Note that the caller will hear the personal greeting on the cellphone if there is no answer. So the greeting has to relate to the business if this method is used.
Proper planning is required, but he final result will make a great impression on your callers when they find it easy to get in touch with the appropriate personnel to achieve what they have intended. This benefits both you and your clients in a positive way.
Making a Phone System Handle Your Needs
You'll want to consider the flexibility of use and how your callers will be able to get the most benefit from your custom automated attendant menu.
You should decide which features to use and how to implement them correctly. You don’t want to create a situation where a feature of the phone system interferes with services you may be using from your phone company.

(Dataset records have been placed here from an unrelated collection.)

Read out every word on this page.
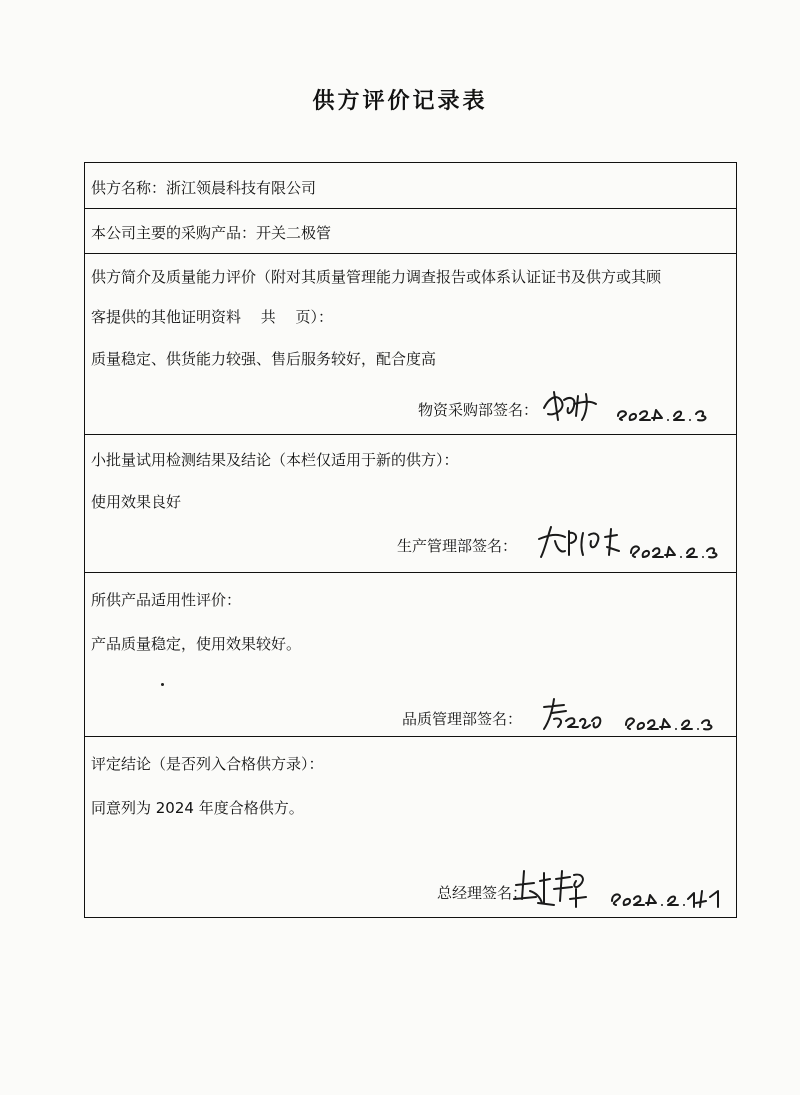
供方评价记录表
供方名称：浙江领晨科技有限公司
本公司主要的采购产品：开关二极管
供方简介及质量能力评价（附对其质量管理能力调查报告或体系认证证书及供方或其顾
客提供的其他证明资料　 共　 页）：
质量稳定、供货能力较强、售后服务较好，配合度高
物资采购部签名：
小批量试用检测结果及结论（本栏仅适用于新的供方）：
使用效果良好
生产管理部签名：
所供产品适用性评价：
产品质量稳定，使用效果较好。
品质管理部签名：
评定结论（是否列入合格供方录）：
同意列为 2024 年度合格供方。
总经理签名：
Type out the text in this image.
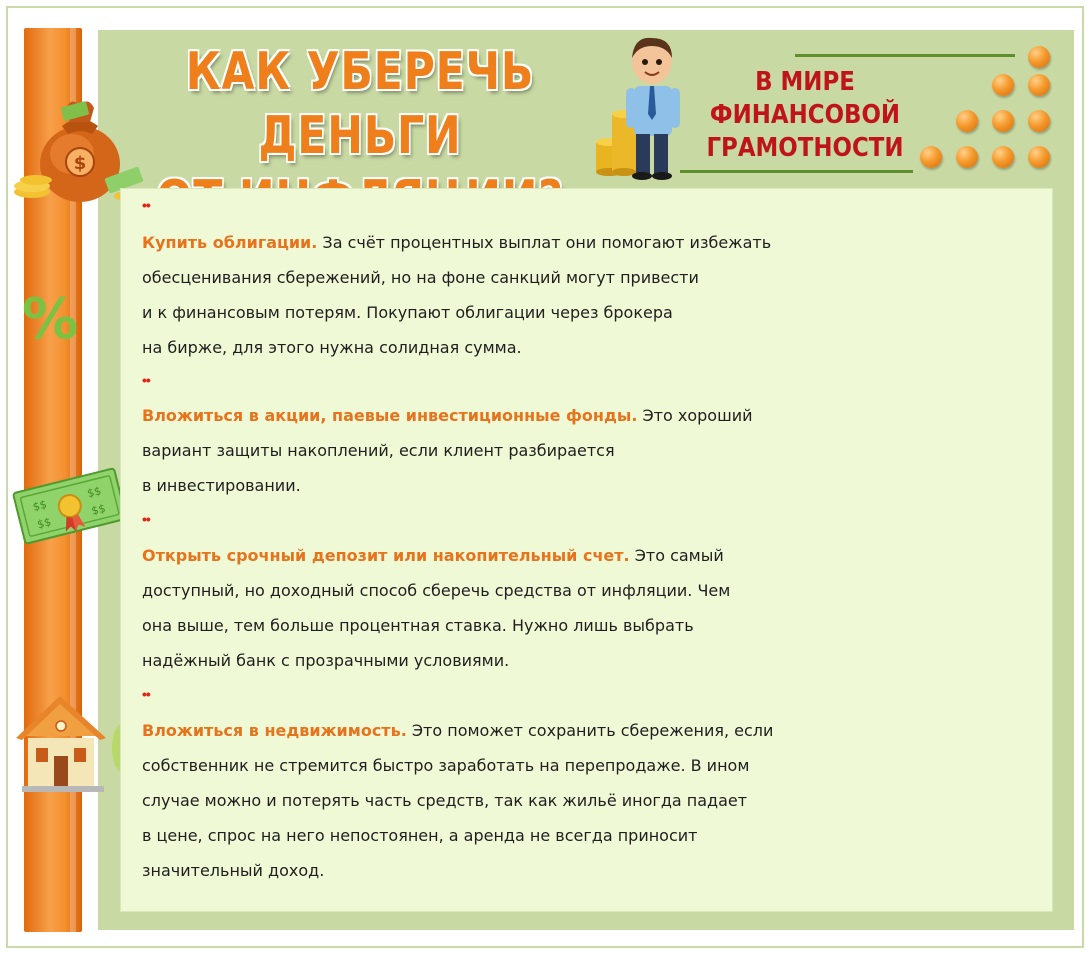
$
%
$$
$$
$$
$$
КАК УБЕРЕЧЬ ДЕНЬГИ
В МИРЕ
ФИНАНСОВОЙ
ГРАМОТНОСТИ
••
Купить облигации. За счёт процентных выплат они помогают избежать
обесценивания сбережений, но на фоне санкций могут привести
и к финансовым потерям. Покупают облигации через брокера
на бирже, для этого нужна солидная сумма.
••
Вложиться в акции, паевые инвестиционные фонды. Это хороший
вариант защиты накоплений, если клиент разбирается
в инвестировании.
••
Открыть срочный депозит или накопительный счет. Это самый
доступный, но доходный способ сберечь средства от инфляции. Чем
она выше, тем больше процентная ставка. Нужно лишь выбрать
надёжный банк с прозрачными условиями.
••
Вложиться в недвижимость. Это поможет сохранить сбережения, если
собственник не стремится быстро заработать на перепродаже. В ином
случае можно и потерять часть средств, так как жильё иногда падает
в цене, спрос на него непостоянен, а аренда не всегда приносит
значительный доход.
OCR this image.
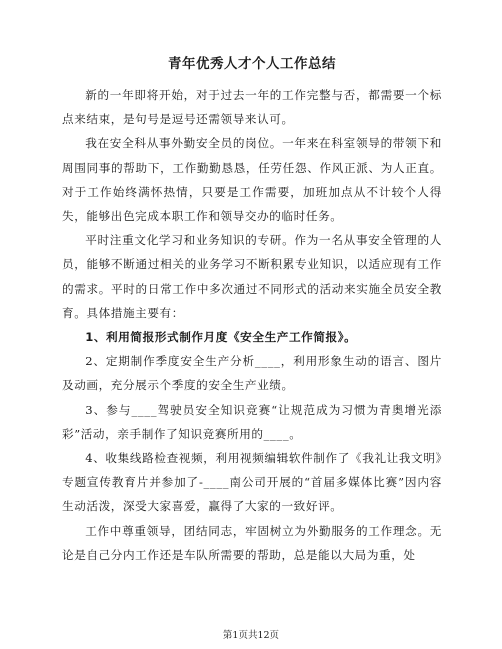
青年优秀人才个人工作总结

新的一年即将开始，对于过去一年的工作完整与否，都需要一个标点来结束，是句号是逗号还需领导来认可。

我在安全科从事外勤安全员的岗位。一年来在科室领导的带领下和周围同事的帮助下，工作勤勤恳恳，任劳任怨、作风正派、为人正直。对于工作始终满怀热情，只要是工作需要，加班加点从不计较个人得失，能够出色完成本职工作和领导交办的临时任务。

平时注重文化学习和业务知识的专研。作为一名从事安全管理的人员，能够不断通过相关的业务学习不断积累专业知识，以适应现有工作的需求。平时的日常工作中多次通过不同形式的活动来实施全员安全教育。具体措施主要有：

1、利用简报形式制作月度《安全生产工作简报》。

2、定期制作季度安全生产分析____，利用形象生动的语言、图片及动画，充分展示个季度的安全生产业绩。

3、参与____驾驶员安全知识竞赛“让规范成为习惯为青奥增光添彩”活动，亲手制作了知识竞赛所用的____。

4、收集线路检查视频，利用视频编辑软件制作了《我礼让我文明》专题宣传教育片并参加了-____南公司开展的“首届多媒体比赛”因内容生动活泼，深受大家喜爱，赢得了大家的一致好评。

工作中尊重领导，团结同志，牢固树立为外勤服务的工作理念。无论是自己分内工作还是车队所需要的帮助，总是能以大局为重，处

第1页共12页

Here is a quick rundown of some common features and how to use them.
It's also important to disable voicemail service from your phone company. Your phone system should do that for you. A good phone system should include voicemail for every phone extension.
That means that if any of your personnel are busy on the phone, their voicemail will take the message. Each phone extension should have its own mailbox with its own personal greeting capability.

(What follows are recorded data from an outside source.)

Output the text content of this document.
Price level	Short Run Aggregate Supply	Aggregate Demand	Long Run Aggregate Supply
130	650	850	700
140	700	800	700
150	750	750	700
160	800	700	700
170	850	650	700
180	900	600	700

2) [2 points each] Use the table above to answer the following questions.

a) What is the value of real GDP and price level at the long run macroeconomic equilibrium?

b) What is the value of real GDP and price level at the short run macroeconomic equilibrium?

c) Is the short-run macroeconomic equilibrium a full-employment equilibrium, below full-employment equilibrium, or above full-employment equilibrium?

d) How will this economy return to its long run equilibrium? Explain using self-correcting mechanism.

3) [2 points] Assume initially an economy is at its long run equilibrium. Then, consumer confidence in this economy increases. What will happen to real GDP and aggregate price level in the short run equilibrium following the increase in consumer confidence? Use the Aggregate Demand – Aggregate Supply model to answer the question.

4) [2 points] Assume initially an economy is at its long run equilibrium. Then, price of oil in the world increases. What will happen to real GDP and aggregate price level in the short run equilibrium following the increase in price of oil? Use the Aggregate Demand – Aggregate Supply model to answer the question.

If you have personnel at remote locations, you may want to allow callers, who dial their extension, to be transferred to their cell phones.
A good phone system should be able to handle various types of transfer features that your phone company provides. Such as three-way calling or transfer and release, which is a feature known as Centrex.
If you don't have any transfer capability with your phone company, then a decent phone system should still be able to transfer callers back out to another number by patching the call via two phone lines.
Instead of connecting the caller when answered, it first plays their name to the recipient. Then they can press a key to accept the call.
If a cell phone's voice mail answers, it will not send back a key-press and the caller will not be connected. Instead the caller will be taken back and dropped into the business system's voice mail that has the appropriate business-related greeting.
Test and Verify Your Configuration
Finally, when you have a new Automated System set up and programming is completed, be sure to call your own number, listen to your own company greeting, and try every option in the menu to be sure everything works as you expect.
You don't want your callers to run into something strange. You can catch it and have it corrected before your important callers find something wrong with the programming logic of your automated attendant.
Remember, your phone system is the first thing your customers and clients will experience when they call you. So make a good first impression.